Za półtora miesiąca rozpoczną się mistrzostwa świata w judo w Budapeszcie. Do stolicy Węgier wybiera się 14-osobowa reprezentacja Polski.
Na przełomie sierpnia i września judocy będą walczyli o medale w Budapeszcie. W miniony weekend dwóch z naszych reprezentantów stanęło na podium Pucharu Europy w Saarbruecken. Kolejny był o krok od medalu. Czy wszyscy nasi kadrowicze wypracowali już odpowiednią formę?
8:6
Kiedyś mówiło się o kobietach na traktorach, teraz coraz częściej widzimy je za kierownicą autobusów. A i w polityce pojawiło się pojęcie parytetu. Również w sporcie kobiety mają swoje miejsce. Nie inaczej jest w przypadku tatami, jednak przeważnie liczba startujących pań jest niższa niż mężczyzn. W naszej kadrze proporcje wyglądają inaczej. Do Budapesztu uda się 8 kobiet i 6 mężczyzn, a w rywalizacji indywidualnej zaprezentuje się odpowiednio 6 judoczek i 4 judoków.
Agata Perenc (52kg) przygotowuje formę na start w Budapeszcie. Judoczka okazała się najlepsza w Pucharze Europy w Bukareszcie, co było jej największym osiągnięciem w dotychczasowych startach. W gazie jest również Anna Borowska (57kg). 23-latka triumfowała w Casablance i Pradze. W stolicy Czech po srebro sięgnęła Beata Pacut (78kg), brązowy medal wywalczyła Agata Ozdoba (63kg). Do Budapesztu pojadą także Karolina Pieńkowska (52kg) i Karolina Tałach (63kg). Wszystkie będą startowały w rywalizacji indywidualnej. Warto dodać, że w kwietniowych mistrzostwach Europy nasza żeńska kadra sięgnęła po srebrny medal.
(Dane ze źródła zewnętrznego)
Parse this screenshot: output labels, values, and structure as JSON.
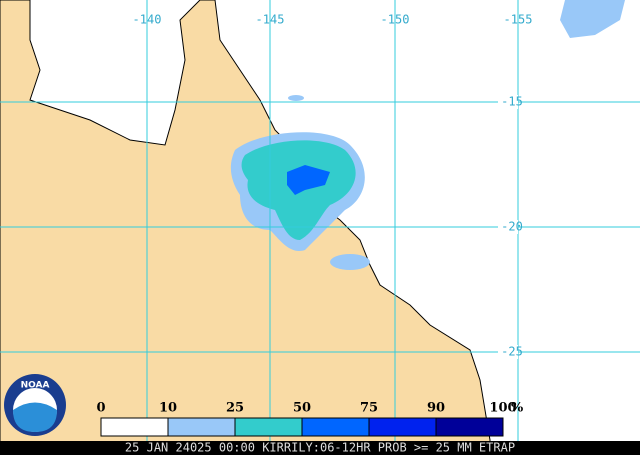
{
  "header": {
    "logo": "NOAA"
  },
  "axes": {
    "longitude_labels": [
      -140,
      -145,
      -150,
      -155
    ],
    "latitude_labels": [
      -15,
      -20,
      -25
    ]
  },
  "legend": {
    "labels": [
      0,
      10,
      25,
      50,
      75,
      90,
      100
    ],
    "unit": "%",
    "colors": [
      "#ffffff",
      "#99c8f8",
      "#33cccc",
      "#0066ff",
      "#0022ee",
      "#000099"
    ]
  },
  "footer": {
    "caption": "25 JAN 24025 00:00 KIRRILY:06-12HR PROB >= 25 MM ETRAP"
  }
}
W stolicy Węgier w rywalizacji indywidualnej zaprezentuje się czterech Polaków. Po raz kolejny Piotr Kuczera (90kg) będzie naszą medalową nadzieją. W tym roku wygrywał w Katowicach i Rzymie. Z dobrej strony w mistrzostwach Europy pokazał się Maciej Sarnacki (+100kg). Zawodnik Gwardii Olsztyn w Warszawie był piąty. O medal mistrzostw świata powalczą również Aleksander Beta (66kg) i Damian Szwarnowiecki (81kg).
Z kolei w rywalizacji drużynowej trenerzy będą mogli postawić na Arletę Podolak (57kg), Annę Załęczną (+70kg), Wiktora Mrówczyńskiego (73kg), Patryka Ciechomskiego (90kg) oraz Kamila Grabowskiego (+100kg).
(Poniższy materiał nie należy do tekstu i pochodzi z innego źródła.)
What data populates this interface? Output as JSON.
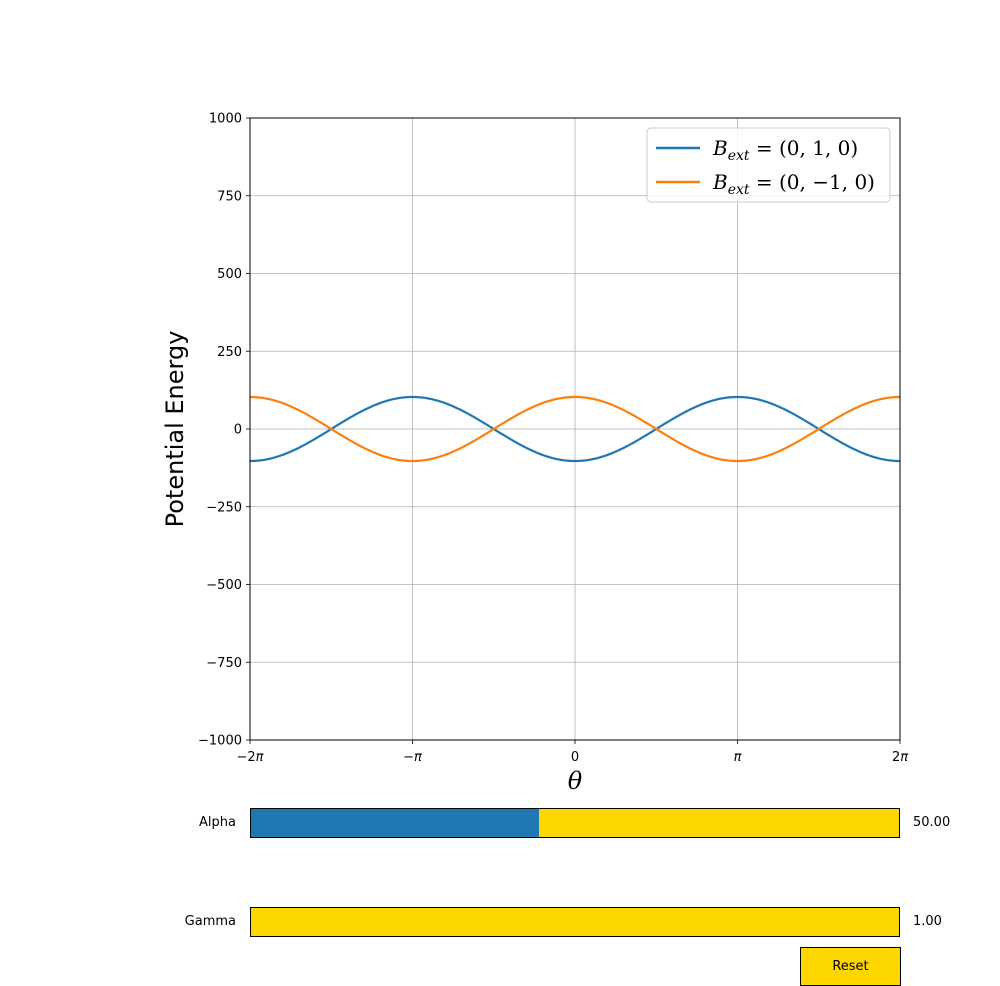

Przed dwoma laty w Astanie biało-czerwoni nie wywalczyli żadnego medalu. Najlepiej zaprezentowała się Daria Pogorzelec (78kg), która była piąta.
Dwa medale z Niemiec
W miniony weekend judocy rywalizowali o punkty do światowego rankingu w Saarbruecken. Na tatami zaprezentowało się 16 polskich zawodników.
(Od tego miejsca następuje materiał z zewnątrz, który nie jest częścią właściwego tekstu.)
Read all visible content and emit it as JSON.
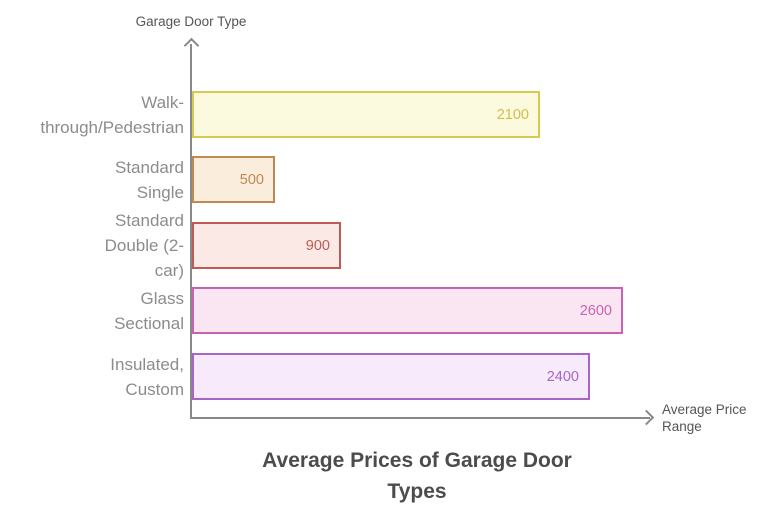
{
  "chart_data": {
    "type": "bar",
    "orientation": "horizontal",
    "title": "Average Prices of Garage Door Types",
    "title_display": "Average Prices of Garage Door\nTypes",
    "xlabel": "Average Price Range",
    "xlabel_display": "Average Price\nRange",
    "ylabel": "Garage Door Type",
    "categories": [
      "Walk-through/Pedestrian",
      "Standard Single",
      "Standard Double (2-car)",
      "Glass Sectional",
      "Insulated, Custom"
    ],
    "values": [
      2100,
      500,
      900,
      2600,
      2400
    ],
    "xlim": [
      0,
      2600
    ],
    "grid": false,
    "legend": false,
    "axis_color": "#888888",
    "category_label_color": "#8C8C8C",
    "axis_title_color": "#555555",
    "title_color": "#4C4C4C",
    "bars": [
      {
        "label": "Walk-through/Pedestrian",
        "label_display": "Walk-\nthrough/Pedestrian",
        "value": 2100,
        "fill": "#FCFADE",
        "border": "#D7CA50",
        "value_color": "#CEC04C"
      },
      {
        "label": "Standard Single",
        "label_display": "Standard\nSingle",
        "value": 500,
        "fill": "#FBEDDC",
        "border": "#BE8A52",
        "value_color": "#BE8A52"
      },
      {
        "label": "Standard Double (2-car)",
        "label_display": "Standard\nDouble (2-\ncar)",
        "value": 900,
        "fill": "#FBE9E6",
        "border": "#C05B54",
        "value_color": "#C05B54"
      },
      {
        "label": "Glass Sectional",
        "label_display": "Glass\nSectional",
        "value": 2600,
        "fill": "#FAE6F3",
        "border": "#C763B2",
        "value_color": "#C763B2"
      },
      {
        "label": "Insulated, Custom",
        "label_display": "Insulated,\nCustom",
        "value": 2400,
        "fill": "#F7EAFB",
        "border": "#A865C8",
        "value_color": "#A865C8"
      }
    ]
  }
}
Kolejny dobry występ w tym sezonie zaliczył Piotr Kuczera. Brązowy medalista mistrzostw Europy seniorów z 2016 roku wygrał pięć pojedynków. W trzeciej walce przegrał z Dario Kurbjeweitem Garcią, jednak poradził sobie w repasażach. Z kolei w starciu o brąz Polak pokonał wicemistrza świata z 2014 roku Krisztiana Totha.
Brąz wywalczył również Kamil Grabowski (+100kg), który wygrał cztery z pięciu walk.